The aroma fills my mouth, but the hall drowns it out. Violins rise and weave their weeping into the air, delicate and sharp, like blades drawn across silk. A piano follows, steady and patient, a heartbeat beneath the melody. Then the singer joins them, her voice climbing high, carrying a language not meant for common mouths. It is not sung in the speech of mortals but in the tongue of the gods.
A risk. Always a risk. One might think it foolish, dangerous even, to utter those syllables aloud, for their weight is not human.
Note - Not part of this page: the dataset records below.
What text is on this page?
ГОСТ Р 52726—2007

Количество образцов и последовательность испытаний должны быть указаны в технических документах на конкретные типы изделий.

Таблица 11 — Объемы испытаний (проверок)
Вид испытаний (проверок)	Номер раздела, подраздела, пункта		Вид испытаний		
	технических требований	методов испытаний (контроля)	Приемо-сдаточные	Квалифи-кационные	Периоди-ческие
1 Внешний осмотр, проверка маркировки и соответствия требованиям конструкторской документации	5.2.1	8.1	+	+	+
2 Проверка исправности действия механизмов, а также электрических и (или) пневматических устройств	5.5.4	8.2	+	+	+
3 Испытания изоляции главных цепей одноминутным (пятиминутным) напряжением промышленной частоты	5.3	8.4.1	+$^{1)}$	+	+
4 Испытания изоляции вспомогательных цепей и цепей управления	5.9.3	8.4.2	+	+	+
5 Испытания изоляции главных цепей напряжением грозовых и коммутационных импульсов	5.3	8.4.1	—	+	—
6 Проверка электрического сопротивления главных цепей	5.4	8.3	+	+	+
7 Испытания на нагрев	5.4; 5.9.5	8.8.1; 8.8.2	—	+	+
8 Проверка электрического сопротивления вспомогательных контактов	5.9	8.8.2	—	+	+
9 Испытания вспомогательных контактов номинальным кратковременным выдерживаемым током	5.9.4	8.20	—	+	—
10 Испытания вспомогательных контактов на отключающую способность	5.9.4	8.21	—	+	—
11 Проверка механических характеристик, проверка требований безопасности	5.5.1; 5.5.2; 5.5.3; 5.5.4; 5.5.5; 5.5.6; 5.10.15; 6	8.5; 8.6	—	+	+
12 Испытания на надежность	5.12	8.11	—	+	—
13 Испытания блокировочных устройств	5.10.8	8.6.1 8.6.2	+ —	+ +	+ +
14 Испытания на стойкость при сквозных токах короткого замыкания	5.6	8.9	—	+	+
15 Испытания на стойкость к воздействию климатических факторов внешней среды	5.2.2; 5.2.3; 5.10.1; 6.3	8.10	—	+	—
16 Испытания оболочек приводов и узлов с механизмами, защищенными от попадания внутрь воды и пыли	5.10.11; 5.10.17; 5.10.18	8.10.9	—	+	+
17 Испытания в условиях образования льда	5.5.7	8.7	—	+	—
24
Misstep once, misplace even a syllable, and the divines might take notice. And if they notice, they punish. A voice misaligned, a word misused, and the gold-blooded would come.
Their fury would not fall like a storm or fire but would rot the very marrow of the speaker, leaving the body to crumble under the betrayal of its own blood. But so long as one sings in God's tongue without naming them directly, so long as reverence does not teeter into invocation, the voice may remain safe. Free. The music may soar without the world collapsing in response.
Simon sits to my right, a foreigner from the Avelorian Kingdom. A southlander. His words, in our brief conversations, were sharp, edged with the concern of one who measures kingdoms not in acres or armies but in their fragility. He eats with quiet precision, enjoying the feast as much as any other here, though his eyes often wander—restless, weighing.
On my other side sits Melissa, her skin pale as mine, with just the faintest bluish taint that betrays her bloodline. Her fork glides through vegetables, her head bobbing with the singer's voice as if caught in the current of her notes.
The hall glitters around us, filled with laughter and with the dull murmur of nobles congratulating themselves on victories they never fought for. Their Highness has already delivered his speech—words dripping with assurance of prosperity, of how everything is greater than before, brighter, safer.
Promises lined with lies. The moment his voice fell silent, chatter spread like wildfire. Toasts were raised, glasses clinked, and now the nobility lose themselves in pleasantries, their smugness filling every corner of this suffocating banquet.
My gaze drifts to the center of the hall. A man stands there, bridging the divide between the orchestra and the tables where the so-called patrons lounge and gorge themselves. Amidst the music, amidst the laughter and the gluttony, some of them begin to dance.
My throat dries, even though the juices of the steak still coat my tongue. My chest tightens as recognition strikes. The man, the one who dares stand there as if entitled to the entire room's attention, is none other than my second-eldest brother.
How dare he.
Exclusion, I have grown used to. The quiet cruelty of being left out, of being made a shadow at the edges of my own bloodline—that is nothing new. But rarely, so very rarely, have they not even bothered with the pretense of inviting me at all. To see him there, radiant, while I am left to chew meat and swallow resentment, is its own kind of knife.
I sigh, trying to mask it behind the rhythm of my chewing, yet it burns my throat all the same. And then—Sebastian. The firstborn. Father's pride. He is here too, standing not far off, perhaps thirty feet, speaking with those who share our blood. Family Schild, and even Jäger. Emma von Jäger, the woman with whom I've reluctantly slept from time to time, dances with another man.